Opinion - View from the House.

Within a few days of entering office, chancellor Gordon Brown declared there would be statutory regulation of financial services and markets and a Bill would be immediately introduced. The Bill was subjected to a review by the government’s new pre-legislative committee. The consultation continued through three secretaries of state at the Department of Trade and Industry; more than five-hundred government amendments were introduced and 1500 in all were tabled. The Bill ran out of parliamentary time and required the consent of the opposition to be rolled over to a new parliamentary session. Now, as they say on the West End placards, with the Royal Assent imminent, the end is nigh. Except that the European Union has decided we should start all over again.

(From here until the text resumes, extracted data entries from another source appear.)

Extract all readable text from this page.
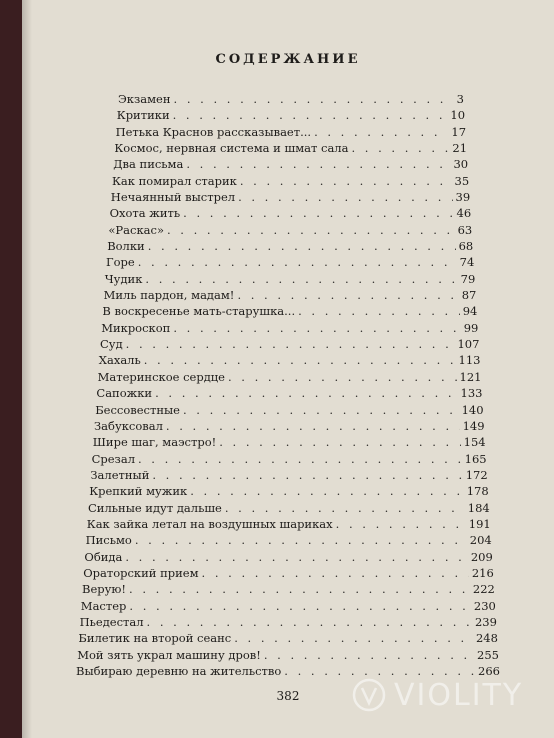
СОДЕРЖАНИЕ
Экзамен . . .	3
Критики . . .	10
Петька Краснов рассказывает... . . .	17
Космос, нервная система и шмат сала . . .	21
Два письма . . .	30
Как помирал старик . . .	35
Нечаянный выстрел . . .	39
Охота жить . . .	46
«Раскас» . . .	63
Волки . . .	68
Горе . . .	74
Чудик . . .	79
Миль пардон, мадам! . . .	87
В воскресенье мать-старушка... . . .	94
Микроскоп . . .	99
Суд . . .	107
Хахаль . . .	113
Материнское сердце . . .	121
Сапожки . . .	133
Бессовестные . . .	140
Забуксовал . . .	149
Шире шаг, маэстро! . . .	154
Срезал . . .	165
Залетный . . .	172
Крепкий мужик . . .	178
Сильные идут дальше . . .	184
Как зайка летал на воздушных шариках . . .	191
Письмо . . .	204
Обида . . .	209
Ораторский прием . . .	216
Верую! . . .	222
Мастер . . .	230
Пьедестал . . .	239
Билетик на второй сеанс . . .	248
Мой зять украл машину дров! . . .	255
Выбираю деревню на жительство . . .	266
382	VIOLITY
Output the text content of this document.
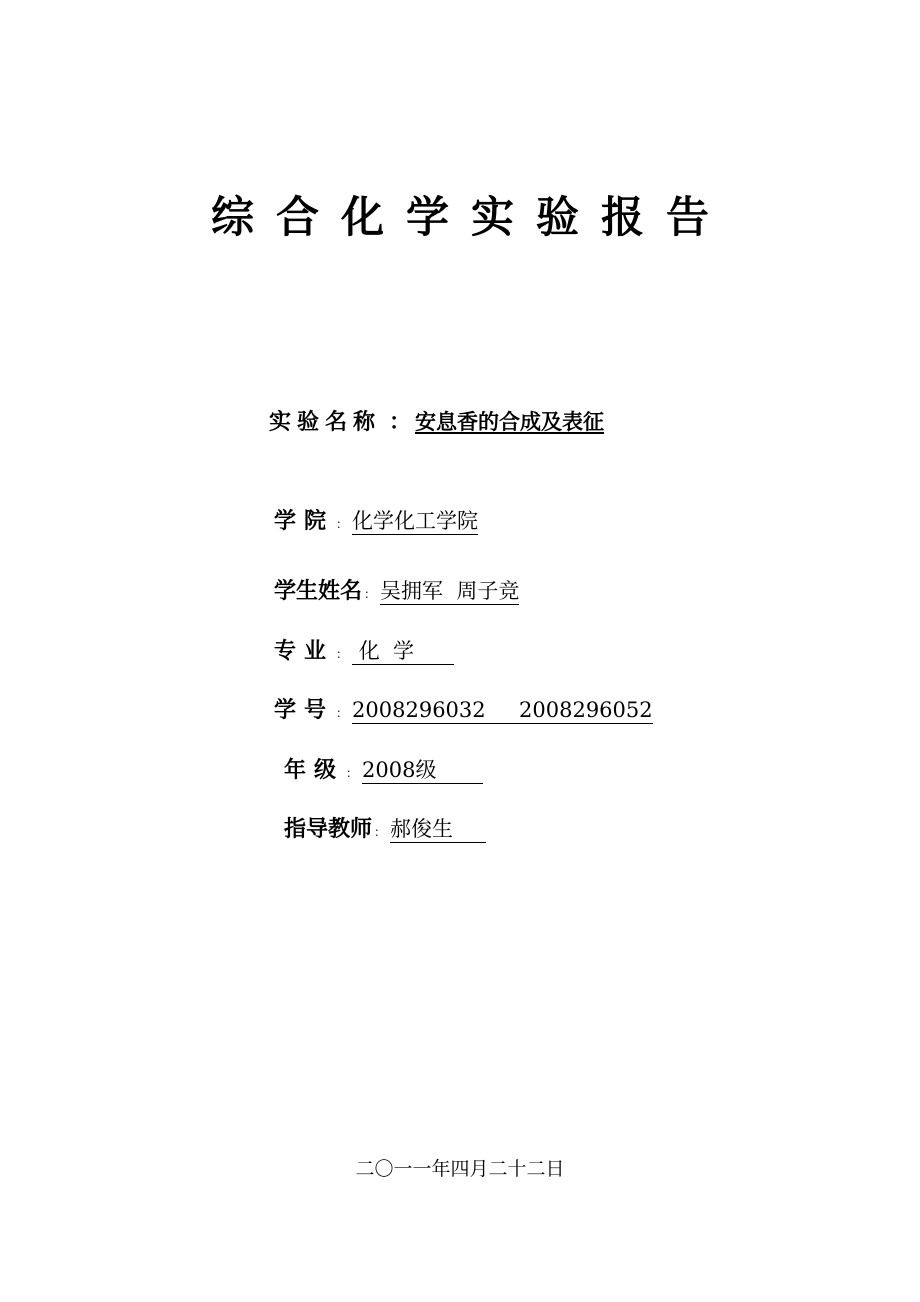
综合化学实验报告
实验名称 ： 安息香的合成及表征
学院 ： 化学化工学院
学生姓名 ： 吴拥军  周子竞
专业 ： 化  学
学号 ： 2008296032     2008296052
年级 ： 2008级
指导教师 ： 郝俊生
二〇一一年四月二十二日
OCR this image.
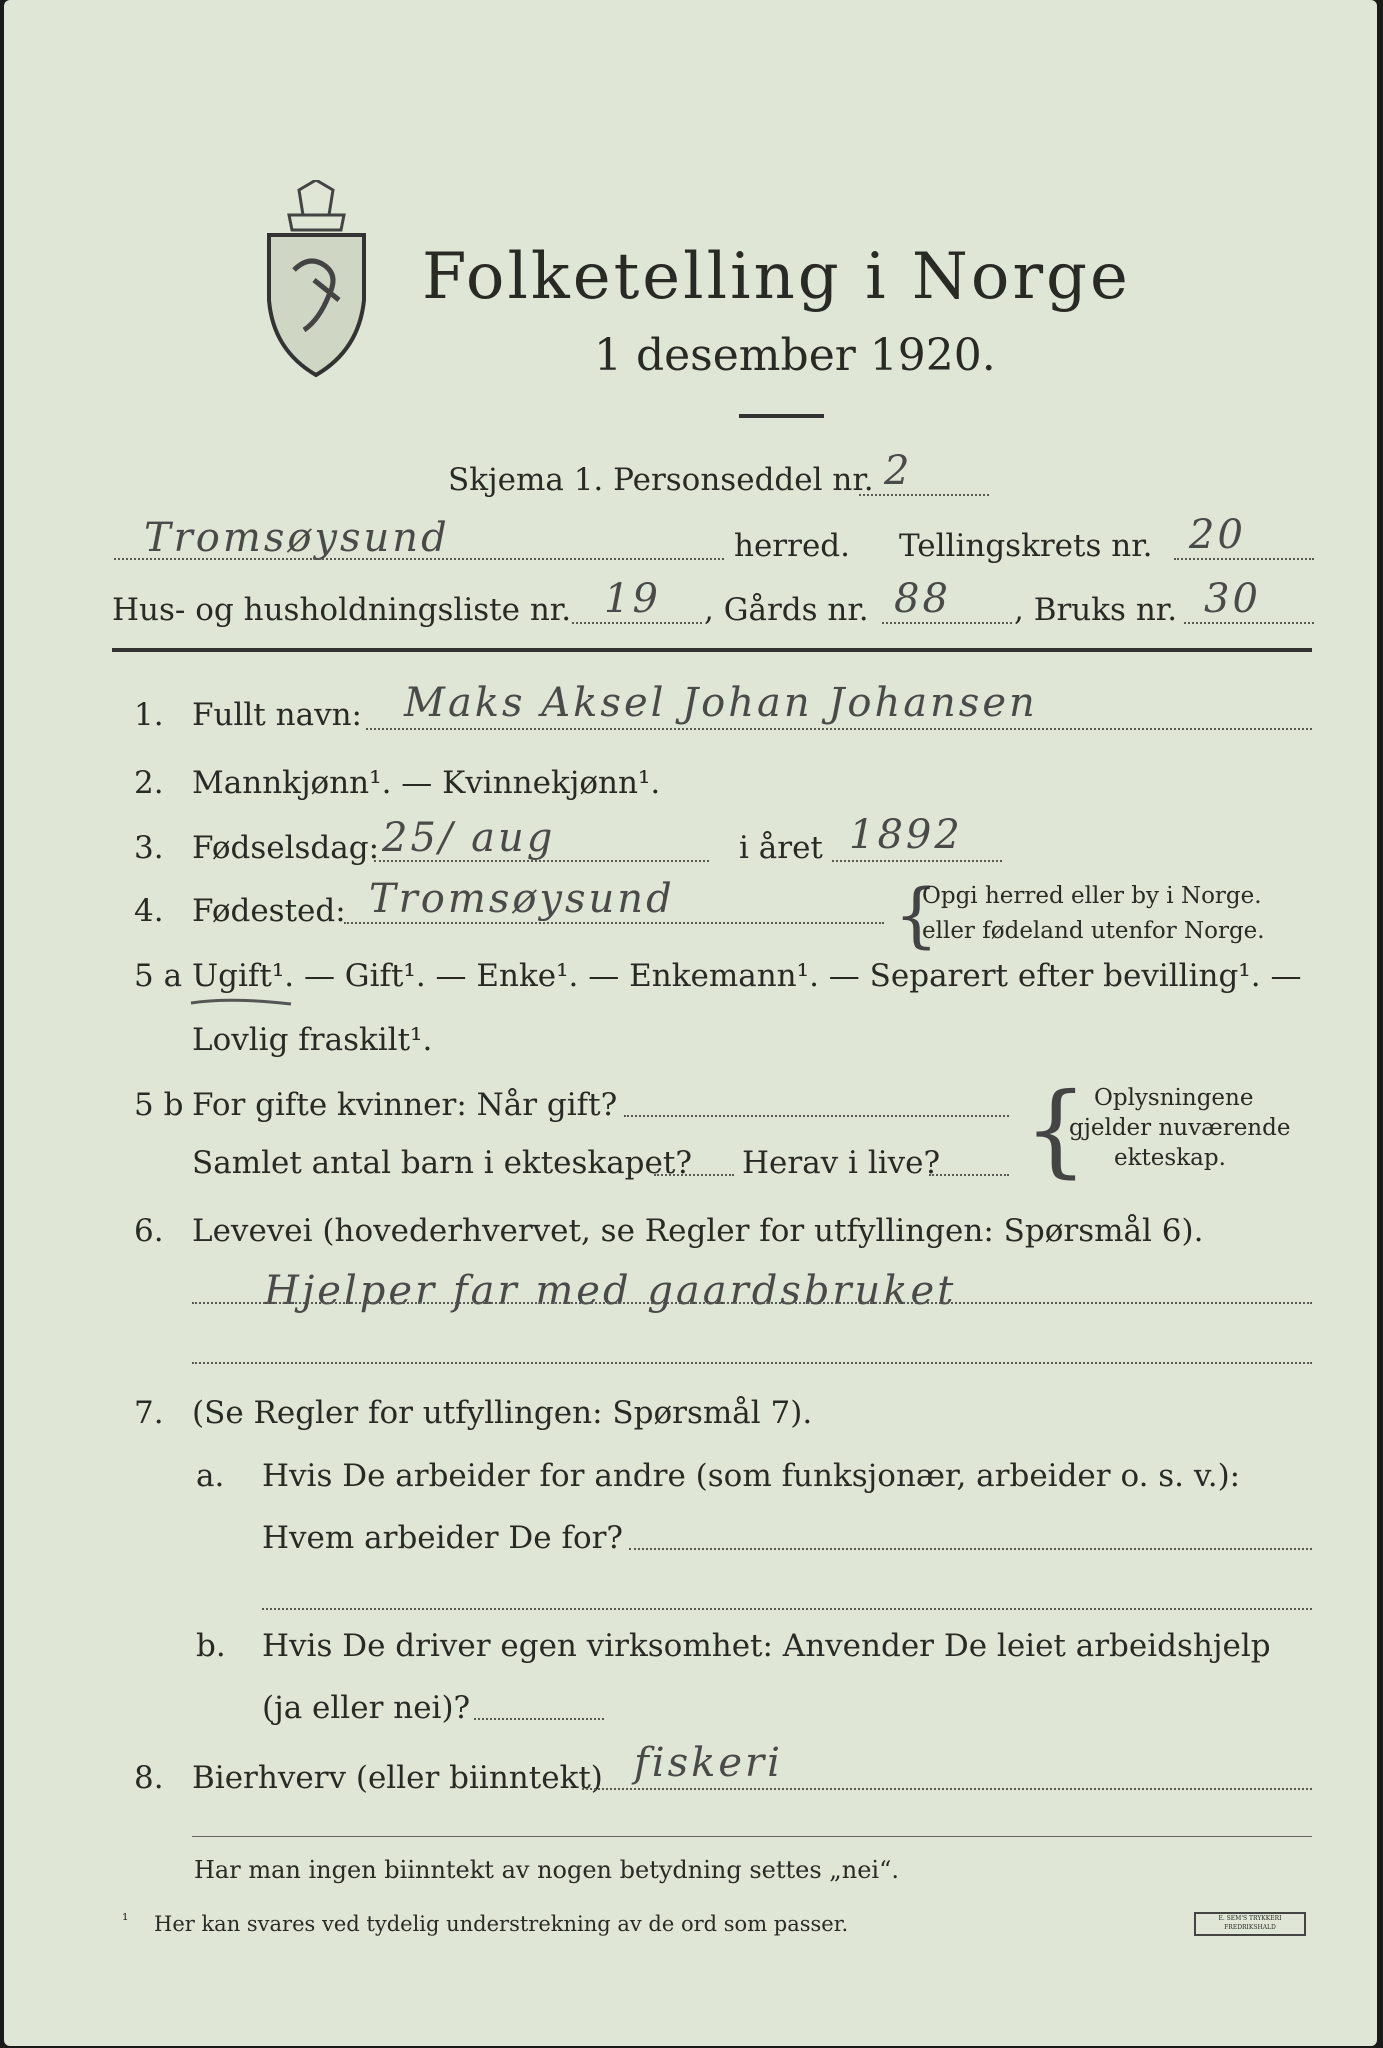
Folketelling i Norge
1 desember 1920.
Skjema 1. Personseddel nr. 2
Tromsøysund	herred. Tellingskrets nr. 20
Hus- og husholdningsliste nr. 19 , Gårds nr. 88 , Bruks nr. 30
1. Fullt navn: Maks Aksel Johan Johansen
2. Mannkjønn¹. — Kvinnekjønn¹.
3. Fødselsdag: 25/ aug	i året 1892
4. Fødested: Tromsøysund	{
Opgi herred eller by i Norge.
eller fødeland utenfor Norge.
5 a Ugift¹. — Gift¹. — Enke¹. — Enkemann¹. — Separert efter bevilling¹. —
Lovlig fraskilt¹.
5 b For gifte kvinner: Når gift?
Samlet antal barn i ekteskapet? Herav i live? { Oplysningene
gjelder nuværende
ekteskap.
6. Levevei (hovederhvervet, se Regler for utfyllingen: Spørsmål 6).
Hjelper far med gaardsbruket
7. (Se Regler for utfyllingen: Spørsmål 7).
a. Hvis De arbeider for andre (som funksjonær, arbeider o. s. v.):
Hvem arbeider De for?
b. Hvis De driver egen virksomhet: Anvender De leiet arbeidshjelp
(ja eller nei)?
8. Bierhverv (eller biinntekt) fiskeri
Har man ingen biinntekt av nogen betydning settes „nei“.
¹ Her kan svares ved tydelig understrekning av de ord som passer.	E. SEM'S TRYKKERI FREDRIKSHALD
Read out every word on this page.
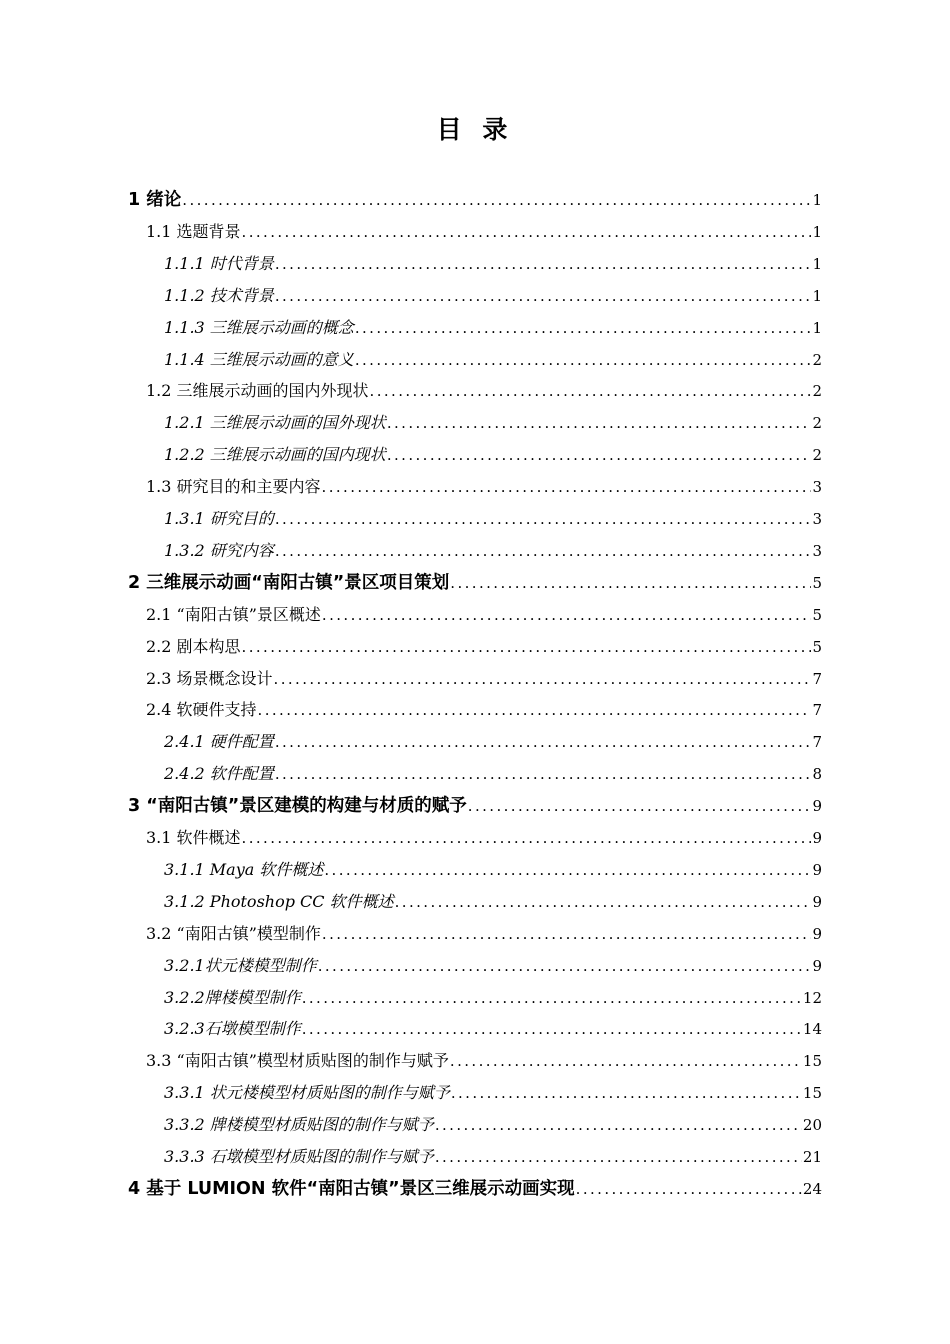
目 录
1 绪论 .....	1
1.1 选题背景 .....	1
1.1.1 时代背景 .....	1
1.1.2 技术背景 .....	1
1.1.3 三维展示动画的概念 .....	1
1.1.4 三维展示动画的意义 .....	2
1.2 三维展示动画的国内外现状 .....	2
1.2.1 三维展示动画的国外现状 .....	2
1.2.2 三维展示动画的国内现状 .....	2
1.3 研究目的和主要内容 .....	3
1.3.1 研究目的 .....	3
1.3.2 研究内容 .....	3
2 三维展示动画“南阳古镇”景区项目策划 .....	5
2.1 “南阳古镇”景区概述 .....	5
2.2 剧本构思 .....	5
2.3 场景概念设计 .....	7
2.4 软硬件支持 .....	7
2.4.1 硬件配置 .....	7
2.4.2 软件配置 .....	8
3 “南阳古镇”景区建模的构建与材质的赋予 .....	9
3.1 软件概述 .....	9
3.1.1 Maya 软件概述 .....	9
3.1.2 Photoshop CC 软件概述 .....	9
3.2 “南阳古镇”模型制作 .....	9
3.2.1状元楼模型制作 .....	9
3.2.2牌楼模型制作 .....	12
3.2.3石墩模型制作 .....	14
3.3 “南阳古镇”模型材质贴图的制作与赋予 .....	15
3.3.1 状元楼模型材质贴图的制作与赋予 .....	15
3.3.2 牌楼模型材质贴图的制作与赋予 .....	20
3.3.3 石墩模型材质贴图的制作与赋予 .....	21
4 基于 LUMION 软件“南阳古镇”景区三维展示动画实现 .....	24
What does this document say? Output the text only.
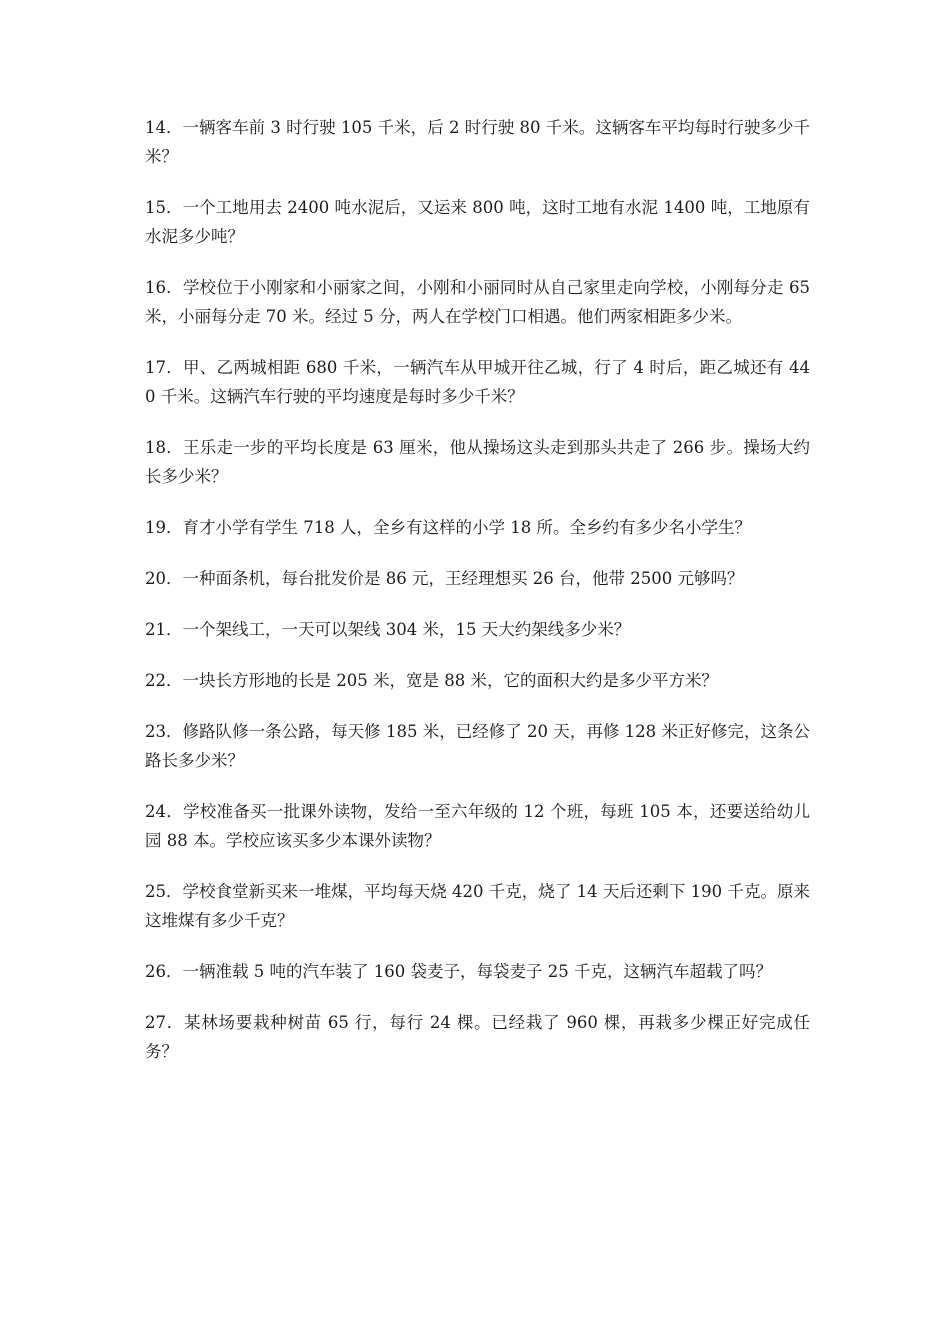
14．一辆客车前 3 时行驶 105 千米，后 2 时行驶 80 千米。这辆客车平均每时行驶多少千米？
15．一个工地用去 2400 吨水泥后，又运来 800 吨，这时工地有水泥 1400 吨，工地原有水泥多少吨？
16．学校位于小刚家和小丽家之间，小刚和小丽同时从自己家里走向学校，小刚每分走 65 米，小丽每分走 70 米。经过 5 分，两人在学校门口相遇。他们两家相距多少米。
17．甲、乙两城相距 680 千米，一辆汽车从甲城开往乙城，行了 4 时后，距乙城还有 440 千米。这辆汽车行驶的平均速度是每时多少千米？
18．王乐走一步的平均长度是 63 厘米，他从操场这头走到那头共走了 266 步。操场大约长多少米？
19．育才小学有学生 718 人，全乡有这样的小学 18 所。全乡约有多少名小学生？
20．一种面条机，每台批发价是 86 元，王经理想买 26 台，他带 2500 元够吗？
21．一个架线工，一天可以架线 304 米，15 天大约架线多少米？
22．一块长方形地的长是 205 米，宽是 88 米，它的面积大约是多少平方米？
23．修路队修一条公路，每天修 185 米，已经修了 20 天，再修 128 米正好修完，这条公路长多少米？
24．学校准备买一批课外读物，发给一至六年级的 12 个班，每班 105 本，还要送给幼儿园 88 本。学校应该买多少本课外读物？
25．学校食堂新买来一堆煤，平均每天烧 420 千克，烧了 14 天后还剩下 190 千克。原来这堆煤有多少千克？
26．一辆准载 5 吨的汽车装了 160 袋麦子，每袋麦子 25 千克，这辆汽车超载了吗？
27．某林场要栽种树苗 65 行，每行 24 棵。已经栽了 960 棵，再栽多少棵正好完成任务？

France is calling for Union-wide integration of regulations for both banks and financial services to take into account cross-border mergers, the impact of globalisation, on-line banking, and the impact of the Euro which begins to circulate in coins and notes in only six months time. It will, of course, depend upon the regulation the European Union comes up with, but since the proposal is French-led with a French chairman, any new proposals are likely to be more rather than less interventionist. New Labour came to office with a business manifesto that pledged less prescription for the business community and less red tape. Such are the ways of government, the business community feel they now have more legislation and more red tape. In opposition, New Labour believed in compatibility of objectives; in government this is called joined-up government. But with more primary legislation promised to build upon the Cruikshank report into banking how many more bundles of red tape are likely? The European Union proposes to bring in its new banking and financial services regulations for 2005 and the government has spent three years in getting its present Financial Services and Markets Act on the statute book. With European-wide pre-legislative committees, consultation and amendments, business – let alone parliamentarians – will not be enamoured of another long and uncertain haul.